Bring It!

Last weekend, I went through a stack of newspaper clippings of economic and industry news from the past year, and made two piles: good news and bad news. Guess which pile was larger? In an ostrich moment, I went to the shredder and irrationally fed the bad news in, sheet by sheet.

As I fed the shredder, it seemed like I was reading headlines from 30 years ago, when I first began working in the transportation sector. It was a time of economic crises, much like today.

But while the early 1980s was an economic bust, it was also a time of renewal. Transportation professionals faced many challenges beyond their control. Their response to that crisis was a stubborn refusal to give in and give up—a "bring-it" attitude.


And so it became a boom time of transportation innovation, adoption, and adaptation.

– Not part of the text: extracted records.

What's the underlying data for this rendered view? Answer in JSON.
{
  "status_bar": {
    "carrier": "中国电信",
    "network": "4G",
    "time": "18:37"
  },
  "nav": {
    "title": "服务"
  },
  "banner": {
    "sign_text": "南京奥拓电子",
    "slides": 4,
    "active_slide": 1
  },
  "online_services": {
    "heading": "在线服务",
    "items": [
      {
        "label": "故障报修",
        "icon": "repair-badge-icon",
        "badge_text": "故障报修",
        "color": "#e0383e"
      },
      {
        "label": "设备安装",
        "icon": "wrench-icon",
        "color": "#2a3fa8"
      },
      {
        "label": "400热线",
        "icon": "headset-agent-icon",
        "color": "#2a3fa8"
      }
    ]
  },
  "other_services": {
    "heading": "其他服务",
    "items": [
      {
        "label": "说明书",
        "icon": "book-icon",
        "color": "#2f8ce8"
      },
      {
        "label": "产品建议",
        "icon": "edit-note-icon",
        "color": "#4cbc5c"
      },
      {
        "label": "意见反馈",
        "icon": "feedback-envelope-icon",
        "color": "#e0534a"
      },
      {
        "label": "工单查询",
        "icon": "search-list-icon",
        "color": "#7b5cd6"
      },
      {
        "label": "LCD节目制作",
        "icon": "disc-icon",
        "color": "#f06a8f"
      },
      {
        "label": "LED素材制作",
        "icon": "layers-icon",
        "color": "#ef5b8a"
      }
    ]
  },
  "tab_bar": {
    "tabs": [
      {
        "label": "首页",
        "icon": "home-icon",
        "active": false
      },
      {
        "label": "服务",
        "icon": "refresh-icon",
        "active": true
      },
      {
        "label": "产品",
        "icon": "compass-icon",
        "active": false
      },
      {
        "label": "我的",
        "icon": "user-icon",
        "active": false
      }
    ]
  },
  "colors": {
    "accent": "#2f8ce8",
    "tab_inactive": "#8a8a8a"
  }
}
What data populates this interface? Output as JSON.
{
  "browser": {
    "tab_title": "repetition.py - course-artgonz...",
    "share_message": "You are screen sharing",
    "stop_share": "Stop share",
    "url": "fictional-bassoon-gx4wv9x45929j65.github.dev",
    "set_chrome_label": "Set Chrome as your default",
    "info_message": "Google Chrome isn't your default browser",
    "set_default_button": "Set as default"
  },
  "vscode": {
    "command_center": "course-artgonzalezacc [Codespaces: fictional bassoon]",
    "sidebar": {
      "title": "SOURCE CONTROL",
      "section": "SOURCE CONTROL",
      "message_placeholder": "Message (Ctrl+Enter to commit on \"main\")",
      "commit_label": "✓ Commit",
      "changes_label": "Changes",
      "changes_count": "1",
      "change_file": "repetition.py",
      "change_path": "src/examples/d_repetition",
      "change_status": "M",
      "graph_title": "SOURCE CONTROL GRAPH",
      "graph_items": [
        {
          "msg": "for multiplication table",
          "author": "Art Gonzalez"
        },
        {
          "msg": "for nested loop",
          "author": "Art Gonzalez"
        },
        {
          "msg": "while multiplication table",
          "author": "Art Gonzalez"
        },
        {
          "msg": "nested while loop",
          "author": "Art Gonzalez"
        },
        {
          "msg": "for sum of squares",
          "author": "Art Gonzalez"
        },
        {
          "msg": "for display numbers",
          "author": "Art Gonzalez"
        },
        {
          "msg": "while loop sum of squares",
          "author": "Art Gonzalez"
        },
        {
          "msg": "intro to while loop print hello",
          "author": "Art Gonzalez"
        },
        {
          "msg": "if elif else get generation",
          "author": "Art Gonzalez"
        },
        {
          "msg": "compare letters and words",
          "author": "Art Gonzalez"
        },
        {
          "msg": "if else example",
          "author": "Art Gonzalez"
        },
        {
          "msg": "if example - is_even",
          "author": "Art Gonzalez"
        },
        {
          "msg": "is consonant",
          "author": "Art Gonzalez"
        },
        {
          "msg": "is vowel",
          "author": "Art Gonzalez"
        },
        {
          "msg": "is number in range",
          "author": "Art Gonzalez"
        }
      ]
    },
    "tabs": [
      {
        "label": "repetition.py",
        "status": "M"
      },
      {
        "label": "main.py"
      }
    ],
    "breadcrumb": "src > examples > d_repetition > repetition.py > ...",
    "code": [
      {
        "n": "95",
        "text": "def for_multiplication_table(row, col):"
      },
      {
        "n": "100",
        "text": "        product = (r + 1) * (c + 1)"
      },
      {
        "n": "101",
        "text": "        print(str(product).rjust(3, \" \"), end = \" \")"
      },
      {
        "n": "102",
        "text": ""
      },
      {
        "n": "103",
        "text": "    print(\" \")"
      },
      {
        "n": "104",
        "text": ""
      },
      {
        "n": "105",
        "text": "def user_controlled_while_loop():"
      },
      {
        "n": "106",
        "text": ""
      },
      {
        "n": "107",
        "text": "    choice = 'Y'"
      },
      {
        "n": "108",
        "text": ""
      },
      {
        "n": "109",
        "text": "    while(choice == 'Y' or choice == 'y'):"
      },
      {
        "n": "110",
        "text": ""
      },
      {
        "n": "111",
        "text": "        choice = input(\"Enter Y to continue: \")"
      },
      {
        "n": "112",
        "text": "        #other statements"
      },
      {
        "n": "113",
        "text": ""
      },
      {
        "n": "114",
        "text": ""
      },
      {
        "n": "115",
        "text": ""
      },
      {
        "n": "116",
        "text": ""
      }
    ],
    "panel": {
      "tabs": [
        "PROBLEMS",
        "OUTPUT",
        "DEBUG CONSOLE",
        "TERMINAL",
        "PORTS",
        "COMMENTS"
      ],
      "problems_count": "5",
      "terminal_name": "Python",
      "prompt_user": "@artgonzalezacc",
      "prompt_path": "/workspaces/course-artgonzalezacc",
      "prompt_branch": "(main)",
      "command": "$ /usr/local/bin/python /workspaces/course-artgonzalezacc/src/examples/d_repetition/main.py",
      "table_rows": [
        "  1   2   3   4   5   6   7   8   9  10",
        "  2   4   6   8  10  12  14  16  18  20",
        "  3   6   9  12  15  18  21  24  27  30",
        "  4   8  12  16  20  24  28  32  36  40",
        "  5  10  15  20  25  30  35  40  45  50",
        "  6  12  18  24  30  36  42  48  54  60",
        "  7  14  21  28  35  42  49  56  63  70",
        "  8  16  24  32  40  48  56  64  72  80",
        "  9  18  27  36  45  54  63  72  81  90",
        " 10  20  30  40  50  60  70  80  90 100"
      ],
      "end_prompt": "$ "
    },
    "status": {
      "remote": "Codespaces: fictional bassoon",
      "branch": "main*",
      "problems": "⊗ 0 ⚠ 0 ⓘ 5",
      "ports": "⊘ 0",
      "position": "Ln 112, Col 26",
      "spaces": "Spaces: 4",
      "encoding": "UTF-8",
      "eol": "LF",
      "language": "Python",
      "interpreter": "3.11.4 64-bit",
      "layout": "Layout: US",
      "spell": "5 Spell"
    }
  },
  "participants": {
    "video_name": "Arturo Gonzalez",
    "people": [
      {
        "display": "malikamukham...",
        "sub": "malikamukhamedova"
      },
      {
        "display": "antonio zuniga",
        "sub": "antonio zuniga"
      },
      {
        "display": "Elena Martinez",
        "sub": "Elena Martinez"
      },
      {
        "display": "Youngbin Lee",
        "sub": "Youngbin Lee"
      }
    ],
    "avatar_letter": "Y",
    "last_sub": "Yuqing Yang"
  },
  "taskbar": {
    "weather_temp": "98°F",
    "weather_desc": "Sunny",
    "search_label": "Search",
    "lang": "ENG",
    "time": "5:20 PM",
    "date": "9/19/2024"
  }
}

Carriers offered expanded coverage and innovative solutions, adopting and applying myriad technologies to logistics. Acceptance of demand-driven logistics practices grew. A broad range of 3PLs emerged. Logistics education programs exploded. And, most importantly, functional silos crumbled across purchasing, manufacturing, operations, transportation, and logistics.

That’s how people in our industry deal with tough times. You dig deep and fight to create wealth for your companies, refine your skill set, enhance logistics practices, adapt and adopt new ideas, and channel privation by producing productivity gains—crafting a well-developed, practical nature honed by rationalizing thousands of ever-changing variables.

You build on that refusal to be defeated incrementally, hour by hour, day upon day of achieving the small triumphs of taming a supply chain network. It eventually toughens your character so that you may not always welcome a challenge, but you certainly don’t back away, and you always relish the win.

From the corner of a loading dock, across a yard, around a cubicle, through a warehouse, and to the corner office, there exists a sense of practicality created by years of orchestrating seamless global product flow.

Every missed commitment—no matter which value chain partner is at fault—could mean a missed delivery, a lost sale, a lost customer, a lost dollar, and certainly a lost opportunity to make a difference.

Will what happened in our discipline in the 1980s happen again now? Can transportation, logistics, and supply chain professionals help drive the kind of change that will make a difference?

Yes, for their own companies. And isn’t that the real economy—thousands of companies chasing individual excellence? Who knows which way 2010 will go? But I can already hear you say, "Bring it!"